Columnistas

Ley contra la violencia hacia las mujeres

Columna adicional

La Razón Digital / Elizabeth Iñiguez de Salinas

00:00 / 07 de mayo de 2013

Es destacable que la Ley Integral para Garantizar a las Mujeres una Vida Libre de Violencia, promulgada el 9 de marzo de 2013, haya sido aprobada en la Asamblea Plurinacional sin dilatar innecesariamente la discusión, sin duda gracias a la presencia de dos mujeres en la presidencia de ambas Cámaras y varias asambleístas, con una actitud comprometida (como era de esperar) con las víctimas de agresiones en su entorno familiar, tomando en cuenta, seguramente, la lucha de movimientos feministas, de organizaciones e instituciones de derechos humanos y de muchas mujeres que, individualmente, han venido denunciando sistemáticamente esta terrible realidad.

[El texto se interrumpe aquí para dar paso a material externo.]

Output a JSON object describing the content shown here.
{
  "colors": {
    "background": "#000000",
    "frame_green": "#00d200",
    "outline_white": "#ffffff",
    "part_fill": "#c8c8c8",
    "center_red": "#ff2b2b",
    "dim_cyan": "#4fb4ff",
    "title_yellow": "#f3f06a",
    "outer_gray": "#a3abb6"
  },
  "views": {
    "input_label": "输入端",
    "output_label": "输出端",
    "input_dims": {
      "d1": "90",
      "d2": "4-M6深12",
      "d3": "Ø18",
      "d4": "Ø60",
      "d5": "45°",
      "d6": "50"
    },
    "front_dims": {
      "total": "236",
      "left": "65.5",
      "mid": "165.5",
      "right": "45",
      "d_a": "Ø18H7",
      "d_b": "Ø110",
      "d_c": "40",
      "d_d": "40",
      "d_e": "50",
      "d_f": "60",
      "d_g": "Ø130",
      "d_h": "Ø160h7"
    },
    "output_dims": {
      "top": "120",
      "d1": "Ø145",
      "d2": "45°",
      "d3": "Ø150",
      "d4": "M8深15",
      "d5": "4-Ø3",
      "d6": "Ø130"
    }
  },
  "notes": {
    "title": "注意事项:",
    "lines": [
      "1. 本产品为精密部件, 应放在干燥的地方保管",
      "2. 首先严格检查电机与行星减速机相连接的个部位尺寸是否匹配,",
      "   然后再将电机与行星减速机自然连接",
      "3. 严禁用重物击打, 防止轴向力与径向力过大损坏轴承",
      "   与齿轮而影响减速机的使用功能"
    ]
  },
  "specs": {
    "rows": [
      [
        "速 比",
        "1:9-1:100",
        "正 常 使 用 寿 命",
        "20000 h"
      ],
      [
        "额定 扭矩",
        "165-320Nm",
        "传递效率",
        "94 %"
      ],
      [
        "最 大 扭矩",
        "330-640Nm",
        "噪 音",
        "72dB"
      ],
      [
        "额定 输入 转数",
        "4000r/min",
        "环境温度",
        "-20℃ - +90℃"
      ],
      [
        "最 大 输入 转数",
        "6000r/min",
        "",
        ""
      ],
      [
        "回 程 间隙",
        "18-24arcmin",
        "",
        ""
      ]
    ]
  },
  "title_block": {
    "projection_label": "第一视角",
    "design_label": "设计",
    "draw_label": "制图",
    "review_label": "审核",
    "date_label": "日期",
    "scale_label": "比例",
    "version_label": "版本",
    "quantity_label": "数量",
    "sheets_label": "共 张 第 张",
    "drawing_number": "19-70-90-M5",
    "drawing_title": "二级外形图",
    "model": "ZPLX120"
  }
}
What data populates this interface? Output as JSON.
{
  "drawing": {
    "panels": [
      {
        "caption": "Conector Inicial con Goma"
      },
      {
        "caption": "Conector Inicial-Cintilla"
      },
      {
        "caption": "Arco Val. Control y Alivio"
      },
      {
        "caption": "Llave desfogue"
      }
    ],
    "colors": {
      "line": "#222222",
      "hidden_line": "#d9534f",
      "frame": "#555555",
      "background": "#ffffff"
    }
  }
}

Hace 18 años, el 15 de diciembre de 1995 se promulgó la Ley 1674 Contra la Violencia en la Familia, impulsada por  la entonces Sub Secretaria de Asuntos de Género (SAG) que reunió a un grupo de mujeres profesionales de diferentes ramas, para trabajar en la lucha por el reconocimiento de los derechos de las mujeres, a través de talleres y otros eventos, con el apoyo de las organizaciones femeninas de ese tiempo. El mérito de dicha norma fue sacar a la luz el mal endémico de la violencia que sufren las mujeres de todos los sectores sociales, de parte de sus esposos, convivientes, novios o exparejas, padres, hermanos, cuñados, suegros, etc., como consecuencia de la discriminación y la subordinación al poder del varón a la que están sometidas en el seno familiar.

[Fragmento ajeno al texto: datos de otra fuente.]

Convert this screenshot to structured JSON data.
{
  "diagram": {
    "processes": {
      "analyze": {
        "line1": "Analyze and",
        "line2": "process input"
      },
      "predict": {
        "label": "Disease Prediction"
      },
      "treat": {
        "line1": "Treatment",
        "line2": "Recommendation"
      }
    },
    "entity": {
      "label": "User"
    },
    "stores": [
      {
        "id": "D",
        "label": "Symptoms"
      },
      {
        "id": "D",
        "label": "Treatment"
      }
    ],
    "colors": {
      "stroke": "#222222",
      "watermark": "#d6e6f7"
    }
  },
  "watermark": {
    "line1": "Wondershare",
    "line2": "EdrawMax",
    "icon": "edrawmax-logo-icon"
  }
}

En ese proceso, fue muy valioso el antecedente de denuncias de violencia contra la mujer hechas a partir de 1980, no porque no hubieran existido antes, sino porque esa fue la época de las reivindicaciones de las mujeres, en la que se develaron las más crueles agresiones y abusos físicos, psicológicos y sexuales, en el ámbito familiar, hasta entonces invisibles y consideradas como naturales. Por otra parte, la SAG creó instancias de apoyo a las mujeres como las brigadas de protección a la mujer y a familia, en el seno de la Policía Nacional, en las capitales de departamento y los Servicios Legales Integrales en los municipios, entre otras acciones.

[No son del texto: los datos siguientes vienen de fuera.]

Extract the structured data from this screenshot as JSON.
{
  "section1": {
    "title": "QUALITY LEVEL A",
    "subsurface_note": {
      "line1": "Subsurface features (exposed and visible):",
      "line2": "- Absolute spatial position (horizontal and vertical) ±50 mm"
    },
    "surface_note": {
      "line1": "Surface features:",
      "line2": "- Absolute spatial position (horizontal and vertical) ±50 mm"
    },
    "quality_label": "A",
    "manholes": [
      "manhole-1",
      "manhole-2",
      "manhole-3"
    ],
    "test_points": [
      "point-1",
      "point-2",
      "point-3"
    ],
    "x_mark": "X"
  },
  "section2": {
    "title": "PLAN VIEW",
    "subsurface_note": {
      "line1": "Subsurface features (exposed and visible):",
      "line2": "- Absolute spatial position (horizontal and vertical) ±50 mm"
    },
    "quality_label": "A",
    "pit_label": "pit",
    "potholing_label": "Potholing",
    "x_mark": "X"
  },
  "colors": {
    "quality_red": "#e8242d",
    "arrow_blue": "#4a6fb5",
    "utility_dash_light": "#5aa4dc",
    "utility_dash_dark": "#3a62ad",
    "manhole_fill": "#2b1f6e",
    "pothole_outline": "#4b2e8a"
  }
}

El tratamiento de dicha Ley en el Parlamento fue muy difícil, porque cuestionaba prácticas centenarias que evidenciaban el poder patriarcal en la familia, reflejado en hechos de violencia contra la mujer hasta entonces vistos como normales y de carácter privado, por lo que debían ser resueltos al interior de los hogares. No obstante que las sanciones en la ley eran muy leves, los parlamentarios, en broma o en serio, manifestaban que el proyecto era más drástico que la Ley del Régimen de la Coca y Sustancias Controladas (1008).

Pasaron meses desde que el proyecto de Ley fuera presentado sin que ingresar a la agenda de la Cámara de Diputados; la abogada Aida Camacho y mi persona, responsables de la elaboración del mismo y de la gestión para su aprobación, pasamos días enteros cabildeando con los parlamentarios y otras autoridades en busca de apoyo; y en esas circunstancias ocurrió que el presidente de dicha Cámara, el 4 de octubre de 1995, anunció el inicio de su tratamiento, en coincidencia con la fecha de inauguración de la Cuarta Conferencia Mundial Sobre la Mujer, en Beijing. Tuvimos que lamentar sin embargo la ausencia en el hemiciclo de las parlamentarias, porque precisamente se encontraban participando en dicho evento.

Acudimos a la diputada de Conciencia de Patria (Condepa) Edith Gutiérrez de Mantilla, presente en el hemiciclo, que aunque no estaba convencida con el proyecto, consecuente con su posición de mujer de avanzada, se comprometió a defenderlo, y lo hizo con mucha energía, enfrentando las arduas discusiones y desconfianza de los legisladores sobre la pertinencia de dicha Ley, la misma que fue aprobada, aunque con modificaciones respecto al proyecto inicial (incluso del título), motivando enorme satisfacción entre quienes luchamos por esta reivindicación. A las 3:00 de aquel memorable día, concluida la sesión, los parlamentarios y las pocas mujeres que estuvimos en los palcos del hemiciclo entonamos el Himno Nacional, en unánime voz. Finalmente, el 15 de diciembre de 1995 la Ley fue sancionada y promulgada.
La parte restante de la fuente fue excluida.